Three paintings to be restituted after ruling in French court
A Paris court ruled in favour of the family of Jewish art dealer René Gimpel, who was killed during the Holocaust. With the ruling, three paintings created by the Fauvist André Derain and later looted by Nazis will be returned to Gimpel’s heirs. Gimpel’s family has been seeking the return of three paintings, now known as Paysage à Cassis, La Chapelle-sous-Crécy, and Pinède à Cassis, and were refused by the courts last year due to insufficient evidence of a forced sale. The family appealed the ruling and it was overturned after the Paris court found that the paintings were sold under duress. His family is still seeking the return of other artworks once owned by the art dealer. Gimpel owned galleries in both Paris and New York who heavily supported the work of modern artists. The three Derain paintings were acquired by Gimpel in 1921 and were renamed over the following years. Gimpel died in 1945 at the Neuengamme concentration camp in Germany. The three paintings to be restituted are currently held at the Modern Art Museum in Troyes and the Marseilles Cantini Museum.
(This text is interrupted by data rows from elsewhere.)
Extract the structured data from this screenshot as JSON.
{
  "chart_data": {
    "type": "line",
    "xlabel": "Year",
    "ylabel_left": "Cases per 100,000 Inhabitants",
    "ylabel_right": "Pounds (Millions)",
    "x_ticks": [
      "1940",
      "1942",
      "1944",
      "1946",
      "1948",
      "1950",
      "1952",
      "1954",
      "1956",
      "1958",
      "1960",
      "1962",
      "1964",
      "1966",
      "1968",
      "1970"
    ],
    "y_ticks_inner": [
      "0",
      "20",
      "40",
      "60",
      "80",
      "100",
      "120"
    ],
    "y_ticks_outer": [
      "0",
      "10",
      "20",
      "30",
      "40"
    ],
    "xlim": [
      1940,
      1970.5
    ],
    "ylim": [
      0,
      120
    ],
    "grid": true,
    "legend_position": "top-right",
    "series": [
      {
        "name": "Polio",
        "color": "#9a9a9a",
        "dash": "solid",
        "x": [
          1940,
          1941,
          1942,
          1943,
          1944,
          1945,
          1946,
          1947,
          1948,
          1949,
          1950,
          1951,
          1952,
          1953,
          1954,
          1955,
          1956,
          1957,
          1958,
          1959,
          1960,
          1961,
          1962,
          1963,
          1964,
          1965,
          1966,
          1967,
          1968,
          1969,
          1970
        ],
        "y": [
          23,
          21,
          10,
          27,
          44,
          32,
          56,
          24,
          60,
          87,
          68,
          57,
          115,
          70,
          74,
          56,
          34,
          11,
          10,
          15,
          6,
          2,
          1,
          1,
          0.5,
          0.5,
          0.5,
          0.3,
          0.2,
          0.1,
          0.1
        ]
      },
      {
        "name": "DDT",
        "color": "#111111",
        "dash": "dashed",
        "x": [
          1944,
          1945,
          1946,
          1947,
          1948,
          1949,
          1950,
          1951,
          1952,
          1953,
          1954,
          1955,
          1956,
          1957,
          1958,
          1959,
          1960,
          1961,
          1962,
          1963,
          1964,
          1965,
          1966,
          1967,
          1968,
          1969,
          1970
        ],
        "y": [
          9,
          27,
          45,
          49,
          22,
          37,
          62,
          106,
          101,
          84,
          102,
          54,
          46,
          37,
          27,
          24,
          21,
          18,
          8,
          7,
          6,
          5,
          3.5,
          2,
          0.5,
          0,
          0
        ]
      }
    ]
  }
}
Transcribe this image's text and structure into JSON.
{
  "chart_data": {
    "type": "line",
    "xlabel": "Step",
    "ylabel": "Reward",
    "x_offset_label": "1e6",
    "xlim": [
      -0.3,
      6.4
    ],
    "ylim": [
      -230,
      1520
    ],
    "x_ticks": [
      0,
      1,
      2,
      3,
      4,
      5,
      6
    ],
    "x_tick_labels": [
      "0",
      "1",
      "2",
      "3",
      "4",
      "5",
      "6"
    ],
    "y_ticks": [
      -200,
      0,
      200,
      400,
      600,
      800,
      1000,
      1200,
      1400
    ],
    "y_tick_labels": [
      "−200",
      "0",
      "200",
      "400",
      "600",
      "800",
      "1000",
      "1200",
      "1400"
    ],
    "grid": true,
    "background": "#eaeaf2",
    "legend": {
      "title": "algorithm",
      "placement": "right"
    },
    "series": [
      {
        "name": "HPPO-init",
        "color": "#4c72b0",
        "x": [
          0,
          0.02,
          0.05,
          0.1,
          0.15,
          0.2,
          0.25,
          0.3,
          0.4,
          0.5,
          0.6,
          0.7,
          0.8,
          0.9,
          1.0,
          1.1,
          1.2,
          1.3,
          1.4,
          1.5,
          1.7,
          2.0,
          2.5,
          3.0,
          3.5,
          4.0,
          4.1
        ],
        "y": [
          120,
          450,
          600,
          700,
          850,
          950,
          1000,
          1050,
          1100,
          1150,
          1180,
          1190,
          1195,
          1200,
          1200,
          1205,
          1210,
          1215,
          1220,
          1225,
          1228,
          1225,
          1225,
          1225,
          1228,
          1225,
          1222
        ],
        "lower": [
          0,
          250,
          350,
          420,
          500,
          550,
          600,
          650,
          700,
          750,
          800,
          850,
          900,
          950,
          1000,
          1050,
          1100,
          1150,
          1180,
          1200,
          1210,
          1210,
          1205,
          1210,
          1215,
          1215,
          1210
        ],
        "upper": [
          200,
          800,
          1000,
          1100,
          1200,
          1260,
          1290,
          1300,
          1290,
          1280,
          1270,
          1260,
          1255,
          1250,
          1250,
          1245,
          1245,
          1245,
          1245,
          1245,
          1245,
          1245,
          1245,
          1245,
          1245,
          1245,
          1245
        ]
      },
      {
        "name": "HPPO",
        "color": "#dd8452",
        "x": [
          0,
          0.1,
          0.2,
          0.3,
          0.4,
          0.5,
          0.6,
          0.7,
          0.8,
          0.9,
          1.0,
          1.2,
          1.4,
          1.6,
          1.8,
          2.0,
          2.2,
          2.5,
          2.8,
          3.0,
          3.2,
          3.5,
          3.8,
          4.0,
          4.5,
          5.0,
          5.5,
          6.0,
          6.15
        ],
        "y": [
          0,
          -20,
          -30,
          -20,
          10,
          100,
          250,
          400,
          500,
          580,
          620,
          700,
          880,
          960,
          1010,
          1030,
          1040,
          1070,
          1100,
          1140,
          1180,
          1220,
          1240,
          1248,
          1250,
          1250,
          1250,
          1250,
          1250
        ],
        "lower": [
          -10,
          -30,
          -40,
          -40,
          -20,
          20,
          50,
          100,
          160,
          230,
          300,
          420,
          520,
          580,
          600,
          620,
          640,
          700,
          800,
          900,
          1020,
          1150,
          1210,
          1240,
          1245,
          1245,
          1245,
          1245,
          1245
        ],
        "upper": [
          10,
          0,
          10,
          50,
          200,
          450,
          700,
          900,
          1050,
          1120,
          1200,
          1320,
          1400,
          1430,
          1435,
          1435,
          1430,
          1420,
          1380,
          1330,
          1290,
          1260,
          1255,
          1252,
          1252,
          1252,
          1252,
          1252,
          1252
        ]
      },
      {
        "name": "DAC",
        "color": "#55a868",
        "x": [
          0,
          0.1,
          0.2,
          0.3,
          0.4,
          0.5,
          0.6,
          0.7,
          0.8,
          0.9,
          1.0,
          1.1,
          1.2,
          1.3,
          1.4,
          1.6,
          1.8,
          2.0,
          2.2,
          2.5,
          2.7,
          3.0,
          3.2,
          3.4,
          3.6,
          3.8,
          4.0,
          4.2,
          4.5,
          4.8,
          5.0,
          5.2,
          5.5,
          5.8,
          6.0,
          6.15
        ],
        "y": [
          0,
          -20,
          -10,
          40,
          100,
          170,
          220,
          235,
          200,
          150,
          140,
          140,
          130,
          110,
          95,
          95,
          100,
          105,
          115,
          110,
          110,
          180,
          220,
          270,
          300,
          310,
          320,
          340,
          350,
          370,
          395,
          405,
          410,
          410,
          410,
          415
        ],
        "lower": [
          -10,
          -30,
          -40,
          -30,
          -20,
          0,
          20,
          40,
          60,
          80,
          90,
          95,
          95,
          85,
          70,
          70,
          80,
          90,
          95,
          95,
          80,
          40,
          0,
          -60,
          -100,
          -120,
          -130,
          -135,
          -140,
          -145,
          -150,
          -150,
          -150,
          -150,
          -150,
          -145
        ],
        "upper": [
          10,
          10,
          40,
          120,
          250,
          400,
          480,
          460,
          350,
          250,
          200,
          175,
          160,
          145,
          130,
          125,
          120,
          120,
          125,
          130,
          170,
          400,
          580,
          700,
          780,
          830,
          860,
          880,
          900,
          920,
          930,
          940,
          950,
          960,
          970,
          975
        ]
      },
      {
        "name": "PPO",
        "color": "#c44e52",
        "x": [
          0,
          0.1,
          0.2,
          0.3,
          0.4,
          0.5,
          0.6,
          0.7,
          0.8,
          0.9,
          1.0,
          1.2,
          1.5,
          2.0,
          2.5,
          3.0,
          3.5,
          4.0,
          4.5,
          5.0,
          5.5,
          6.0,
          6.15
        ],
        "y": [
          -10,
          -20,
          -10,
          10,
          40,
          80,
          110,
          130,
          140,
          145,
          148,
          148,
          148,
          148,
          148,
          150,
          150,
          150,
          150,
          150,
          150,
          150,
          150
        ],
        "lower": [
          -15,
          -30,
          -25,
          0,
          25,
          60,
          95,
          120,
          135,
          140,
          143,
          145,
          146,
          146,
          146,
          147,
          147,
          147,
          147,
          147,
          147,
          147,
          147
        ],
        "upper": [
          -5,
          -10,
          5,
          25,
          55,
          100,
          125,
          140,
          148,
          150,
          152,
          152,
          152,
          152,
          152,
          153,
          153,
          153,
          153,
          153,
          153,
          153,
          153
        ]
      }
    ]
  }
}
Peter Eleey to step down from MoMA PS1
MoMA PS1 chief curator Peter Eleey has announced that he will step down at the end of the year after having worked with the museum as a curator since 2010. In an email to ARTnews, Eleey said: “The many impacts of the pandemic—on the museum, on the city, and on all of us—have moved me to think about the next chapters in my work and my life, and I have decided to step down as Chief Curator at the end of the year.” Eleey became chief curator in 2016 and during his time at PS1, he has helped bring solo exhibitions, for artists including Simon Denny, James Lee Byars, and Ian Cheng among others, and group shows. In 2018, Eleey faced a discrimination complaint filed by Nikki Columbus, who in claimed she was offered the position of PS1 curator of performance in 2017 but it was taken away after she informed Eleey that she’d recently had a baby. That claim was settled last year for an undisclosed amount.